Flavor-Dependent Entanglement Entropy in the Veneziano Limit from Light-Front Holographic QCD

Abstract: We introduce a novel application of light-front holographic QCD (LFHQCD) to compute the flavor-dependent entanglement entropy of QCD subsystems in the Veneziano limit ($N_c, N_f \to \infty$, $\lambda = N_f / N_c$ fixed), probing quantum correlations in confined and quark-gluon plasma (QGP) phases. Our model extends the soft-wall LFHQCD framework with a lattice-constrained, flavor-modified dilaton potential, $\phi(z) = \kappa^2 z^2 + \lambda \phi_f(z)$, and flavor-specific scalar fields to capture distinct light and heavy quark contributions. Using a Ryu-Takayanagi-like prescription adapted to light-front coordinates, we calculate the entanglement entropy $S_A$ for spatial and flavor subsystems as a function of $\lambda$, temperature $T$, and chemical potential $\mu$. The approach leverages LFHQCD's real-time dynamics to reveal flavor-driven entanglement asymmetries, particularly near confinement/deconfinement transitions.
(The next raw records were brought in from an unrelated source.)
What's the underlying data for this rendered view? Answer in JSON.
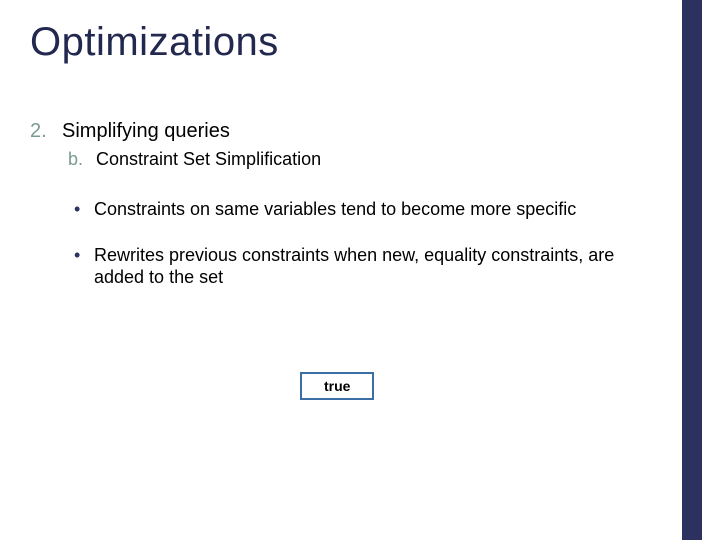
{
  "title": "Optimizations",
  "outer": {
    "num": "2.",
    "text": "Simplifying queries"
  },
  "inner": {
    "num": "b.",
    "text": "Constraint Set Simplification"
  },
  "bullets": {
    "b1": "Constraints on same variables tend to become more specific",
    "b2": "Rewrites previous constraints when new, equality constraints, are added to the set"
  },
  "box": "true"
}
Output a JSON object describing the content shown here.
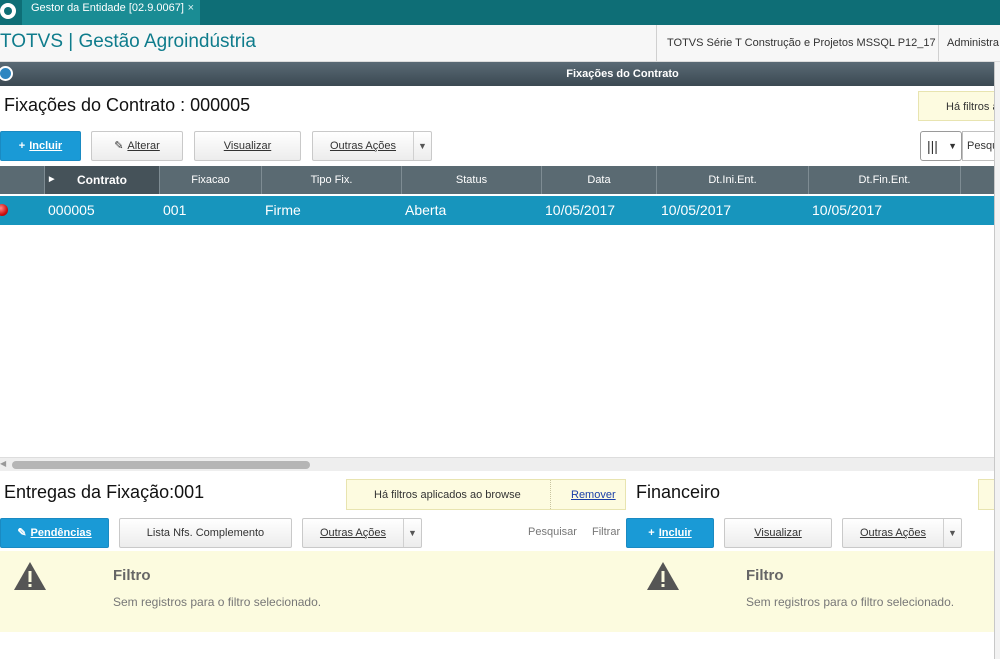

Results are benchmarked against lattice QCD data and linked to heavy-ion collision observables, such as multiplicity fluctuations and two-particle correlations at RHIC and LHC. This work pioneers the study of quantum information in LFHQCD, offering unique insights into QCD's quantum structure and testable predictions for QGP dynamics, distinct from existing holographic models.